I'm supposed to be in court in Riverside County, California right now. See, a few years ago I wrote this thing about how the Bratz dolls, the first dolls in the history of slutty-looking dolls to unseat Barbie for slutty looking doll hegemony (and the career ender of numerous highly remunerated Mattel executives), were actually masterminded inside the Mattel design center. Apparently they were scrapped because upper management didn't want to do anything to "cannibalize" their Barbie brand so the idea went nowhere and a doll designer took it to this guy who owned a scrappy little toy company that mostly specialized in competing for third and fourth tier licensing rights — like say, the right to manufacture keychains featuring crude electronic games bedecked in Pokemon logos — and that guy, with the help of a few more designers and a few thousand Shenzhen factory workers, turned the sketches into a multibillion dollar property.

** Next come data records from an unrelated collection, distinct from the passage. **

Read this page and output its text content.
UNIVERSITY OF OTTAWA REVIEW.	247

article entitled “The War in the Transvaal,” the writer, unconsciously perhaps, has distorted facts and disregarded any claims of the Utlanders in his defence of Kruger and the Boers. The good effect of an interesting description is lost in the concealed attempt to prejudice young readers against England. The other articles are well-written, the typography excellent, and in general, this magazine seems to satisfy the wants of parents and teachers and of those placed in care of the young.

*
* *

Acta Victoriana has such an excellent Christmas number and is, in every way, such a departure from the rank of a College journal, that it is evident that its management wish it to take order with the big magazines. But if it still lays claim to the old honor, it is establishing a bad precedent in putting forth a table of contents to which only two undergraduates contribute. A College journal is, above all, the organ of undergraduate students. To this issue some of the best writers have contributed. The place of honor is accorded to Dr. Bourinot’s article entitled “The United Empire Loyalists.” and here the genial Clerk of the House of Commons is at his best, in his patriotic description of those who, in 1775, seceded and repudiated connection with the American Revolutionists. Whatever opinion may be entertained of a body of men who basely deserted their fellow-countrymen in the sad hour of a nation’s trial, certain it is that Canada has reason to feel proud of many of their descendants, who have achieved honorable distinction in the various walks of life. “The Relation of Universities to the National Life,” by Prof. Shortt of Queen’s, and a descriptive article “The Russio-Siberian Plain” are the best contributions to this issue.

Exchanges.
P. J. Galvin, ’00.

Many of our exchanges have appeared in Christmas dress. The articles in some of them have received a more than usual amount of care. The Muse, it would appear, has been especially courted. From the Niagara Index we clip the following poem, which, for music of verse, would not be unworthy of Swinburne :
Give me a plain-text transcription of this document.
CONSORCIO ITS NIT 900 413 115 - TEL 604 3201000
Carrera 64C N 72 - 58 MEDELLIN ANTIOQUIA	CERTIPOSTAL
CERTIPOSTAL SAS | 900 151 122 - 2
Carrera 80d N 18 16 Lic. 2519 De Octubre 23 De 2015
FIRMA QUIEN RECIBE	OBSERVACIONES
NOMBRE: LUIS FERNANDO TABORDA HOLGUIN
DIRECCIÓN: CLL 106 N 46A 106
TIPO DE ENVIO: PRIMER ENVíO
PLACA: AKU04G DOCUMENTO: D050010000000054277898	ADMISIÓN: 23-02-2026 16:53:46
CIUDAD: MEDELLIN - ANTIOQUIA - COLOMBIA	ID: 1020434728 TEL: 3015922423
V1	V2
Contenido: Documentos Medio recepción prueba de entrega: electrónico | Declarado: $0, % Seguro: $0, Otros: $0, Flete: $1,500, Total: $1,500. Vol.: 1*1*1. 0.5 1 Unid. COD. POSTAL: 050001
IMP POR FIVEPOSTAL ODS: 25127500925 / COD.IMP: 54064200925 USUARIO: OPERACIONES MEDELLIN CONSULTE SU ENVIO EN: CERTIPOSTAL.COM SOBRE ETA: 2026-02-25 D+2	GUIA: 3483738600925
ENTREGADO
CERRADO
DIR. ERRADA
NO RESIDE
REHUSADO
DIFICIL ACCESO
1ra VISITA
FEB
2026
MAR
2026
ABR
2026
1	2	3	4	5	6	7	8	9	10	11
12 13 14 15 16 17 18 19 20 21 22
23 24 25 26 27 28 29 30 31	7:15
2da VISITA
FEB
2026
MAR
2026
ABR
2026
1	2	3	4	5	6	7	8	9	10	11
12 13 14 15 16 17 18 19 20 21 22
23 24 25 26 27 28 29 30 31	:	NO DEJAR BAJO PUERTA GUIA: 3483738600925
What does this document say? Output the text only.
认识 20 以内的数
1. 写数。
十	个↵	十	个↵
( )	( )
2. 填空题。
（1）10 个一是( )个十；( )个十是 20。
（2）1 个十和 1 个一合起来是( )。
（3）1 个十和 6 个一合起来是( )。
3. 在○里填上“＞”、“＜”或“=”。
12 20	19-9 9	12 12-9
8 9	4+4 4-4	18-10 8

Well, Mattel is a litigious company — they were once known to sue Barbie fan clubs for trademark infringement — and when they read my story they apparently launched some sort of investigation and eventually sued the Bratz guys. Last summer I got deposed.
It was no small feat for the Mattel lawyers to track me down, probably because I had so cleverly in the interim changed my common-law name to "Moe," but after numerous false starts they finally convinced me and seven or eight lawyers to show up in a conference room someplace downtown for a few hours of grilling about a story about which I couldn't have ethically provided any information even if I remembered it, which I of course did not. As we left, my lawyer, the in-house counsel of Dow Jones, marveled at the billable hours that had been assembled for our presence alone. It was enough to fund a reality show-worthy bar mitzvah. And they'd been at this case for years!
Today the case is supposed to go to trial and I am apparently, according to an email from the Gawker office manager, to be there, although I am not, because I don't leave my house to buy toilet paper if there is perfectly decent newspaper lying around, and the thing is going down in California. But it's fascinating to read about the internal memos describing the increasingly heated battles between these two dolls: "The House Is On Fire!" one is titled; fixing the problem will require "grenades."
"Complacency will kill us," the company concluded.
But when you live in a country in which a few sketches depicting dolls with stoned eyes and platform shoes and oversized heads vaguely conjuring anorexia is multibillion dollar "intellectual property" whose protection demands numerous eight figure retainers funding whole divisions of preposterously well-educated legal minds and even holds a few multimillion dollar holiday bonuses in the balance, it's hard to feel anything other than "complacency."